Arte those the only choices? An article last October in the newspaper Libération, "Un ministre belge préfère voir la Wallonie allemande plutôt que française" ("A Belgian minister prefers to see Wallonia German rather than French"), came up with something new. My translation, having aimed for idiom, is below.

If Belgium is divided, Francophone Wallonia has an "interest" in attaching itself to Germany, because France has "a culture diametrically opposed to ours," said Thursday the Belgian Francophone Socialist Minister of Energy and Climate Paul Magnette.

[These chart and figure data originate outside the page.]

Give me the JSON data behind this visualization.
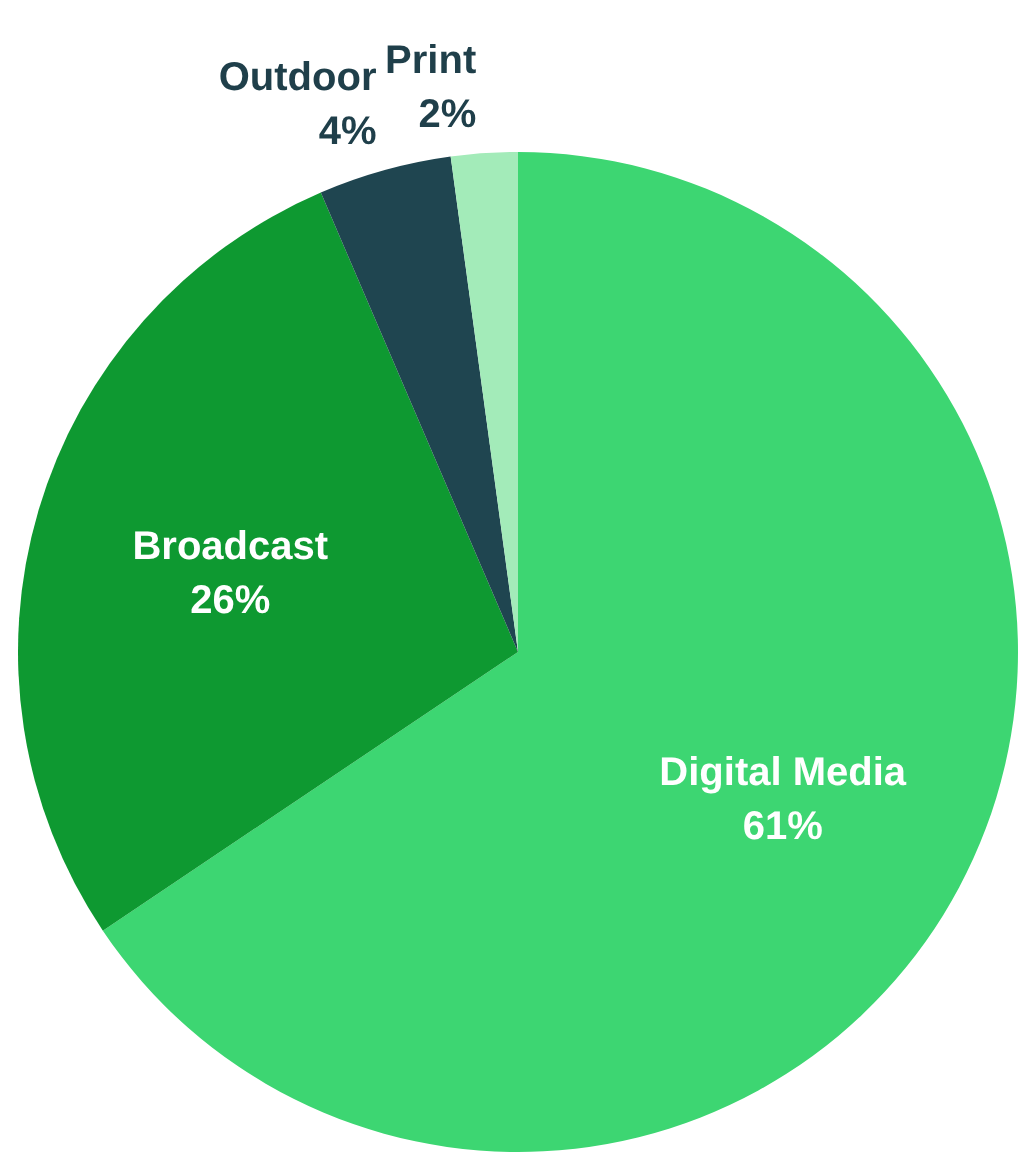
{
  "chart_data": {
    "type": "pie",
    "categories": [
      "Digital Media",
      "Broadcast",
      "Outdoor",
      "Print"
    ],
    "values": [
      61,
      26,
      4,
      2
    ],
    "colors": [
      "#3dd672",
      "#0e9931",
      "#1f4550",
      "#a3ebb9"
    ],
    "value_labels": [
      "61%",
      "26%",
      "4%",
      "2%"
    ]
  }
}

"If we must attach ourselves to someone one day, it would be Germany. That's more in the interest of industrial Wallonia," Paul Magnette, rising figure of Francophone Belgian Socialist Party (PS), said in the newspaper La Libre Belgique.

"When I see the situation in France, I know that there are only three rattachistes in Wallonia," added the minister, referring to the moovement, a very small minority, which advocates the union of the Francophone region of southern Belgium and France.

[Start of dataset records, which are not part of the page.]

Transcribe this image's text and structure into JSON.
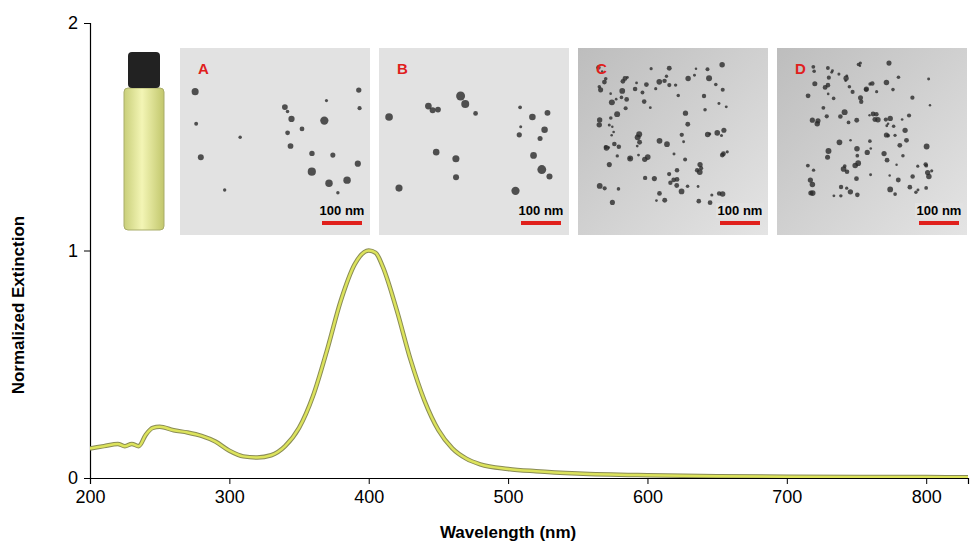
{
  "chart_data": {
    "type": "line",
    "x_label": "Wavelength (nm)",
    "y_label": "Normalized Extinction",
    "x": [
      200,
      210,
      220,
      225,
      230,
      235,
      240,
      245,
      250,
      260,
      270,
      280,
      290,
      300,
      310,
      320,
      330,
      340,
      350,
      360,
      370,
      380,
      390,
      400,
      405,
      410,
      420,
      430,
      440,
      450,
      460,
      470,
      480,
      500,
      520,
      550,
      600,
      650,
      700,
      800,
      830
    ],
    "values": [
      0.13,
      0.14,
      0.15,
      0.14,
      0.15,
      0.14,
      0.19,
      0.22,
      0.225,
      0.21,
      0.2,
      0.185,
      0.16,
      0.12,
      0.095,
      0.09,
      0.1,
      0.14,
      0.22,
      0.36,
      0.56,
      0.78,
      0.94,
      1.0,
      0.99,
      0.93,
      0.74,
      0.52,
      0.34,
      0.21,
      0.13,
      0.085,
      0.06,
      0.04,
      0.03,
      0.02,
      0.012,
      0.008,
      0.006,
      0.004,
      0.003
    ],
    "color": "#dce35c",
    "xlim": [
      200,
      830
    ],
    "ylim": [
      0,
      2
    ],
    "xticks": [
      200,
      300,
      400,
      500,
      600,
      700,
      800
    ],
    "yticks": [
      0,
      1,
      2
    ],
    "annotations": [
      {
        "label": "A",
        "scale_bar": "100 nm"
      },
      {
        "label": "B",
        "scale_bar": "100 nm"
      },
      {
        "label": "C",
        "scale_bar": "100 nm"
      },
      {
        "label": "D",
        "scale_bar": "100 nm"
      }
    ]
  }
}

"Being attached to a country with a culture at odds with ours, it's ridiculous. With us, there is never a car that burns because we negotiate, because we have a culture of dialogue. We will not suddenly be forced into a pension plan by an authoritarian government," stressed Paul Magnette, a former political science professor and chairman of the right arm of PS Elio Di Rupo.

"There is a cultural break with the French," says he again, while like the Belgians "the Germans are in a federal system, proportional" and "social" and they "know how to do coalitions."

Paul Magnette cautions that "these ideas are completely crazy."


Completely crazy, but amusng and certainly creative.